Code execution carries security risks; sandboxing solutions are not sufficiently discussed.

vs. Search-R1 / ToolRL: These works use RL to train LLMs to use search and tools; this paper employs SFT-based distillation to transfer agentic capabilities to very small models (0.5B–3B) at lower cost, without involving policy optimization.
vs. GiGPO (2505.10978): GiGPO addresses the credit assignment problem in agent RL training, while this paper addresses the distillation of agent capabilities from large to small models. The two are complementary—distillation followed by RL fine-tuning is a viable pipeline.
vs. FireAct / AgentTuning: These works primarily focus on agent fine-tuning of 7B+ models.

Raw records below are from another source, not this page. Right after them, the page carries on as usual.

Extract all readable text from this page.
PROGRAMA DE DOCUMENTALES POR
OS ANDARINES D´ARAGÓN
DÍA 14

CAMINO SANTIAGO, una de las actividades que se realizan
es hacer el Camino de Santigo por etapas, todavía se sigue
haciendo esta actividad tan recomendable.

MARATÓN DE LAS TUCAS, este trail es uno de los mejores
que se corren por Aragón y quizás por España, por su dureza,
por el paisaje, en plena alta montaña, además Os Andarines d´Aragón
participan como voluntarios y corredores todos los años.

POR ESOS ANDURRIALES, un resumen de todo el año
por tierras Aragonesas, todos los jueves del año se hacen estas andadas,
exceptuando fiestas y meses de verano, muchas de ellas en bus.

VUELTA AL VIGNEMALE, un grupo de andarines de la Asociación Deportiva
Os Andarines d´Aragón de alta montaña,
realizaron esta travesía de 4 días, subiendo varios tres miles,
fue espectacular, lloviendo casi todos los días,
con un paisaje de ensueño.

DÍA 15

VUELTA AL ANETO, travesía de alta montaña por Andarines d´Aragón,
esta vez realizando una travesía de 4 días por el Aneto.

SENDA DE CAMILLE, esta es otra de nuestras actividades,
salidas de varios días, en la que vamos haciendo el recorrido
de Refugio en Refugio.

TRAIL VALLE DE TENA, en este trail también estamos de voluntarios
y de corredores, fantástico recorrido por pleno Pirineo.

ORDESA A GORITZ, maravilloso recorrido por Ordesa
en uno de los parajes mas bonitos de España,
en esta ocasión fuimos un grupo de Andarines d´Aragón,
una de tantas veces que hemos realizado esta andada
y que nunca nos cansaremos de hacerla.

This paper is the first to systematically investigate agent distillation for extremely small models (≤3B) and proposes solutions specifically targeting small-model failure modes (code generation failures and reasoning direction drift).

Rating¶

Novelty: ⭐⭐⭐⭐ — Distilling agentic behaviors into extremely small models is a valuable new direction; FTP and SAG are simple yet effective designs.
Experimental Thoroughness: ⭐⭐⭐⭐⭐ — Four model scales, eight benchmarks, cross-architecture validation, and extensive ablation analysis.
Writing Quality: ⭐⭐⭐⭐ — Well-structured; Figure 1's performance comparison and Figure 2's conceptual diagram are intuitive.
Value: ⭐⭐⭐⭐ — Directly applicable to building low-resource deployable agents, though constrained by the SFT paradigm.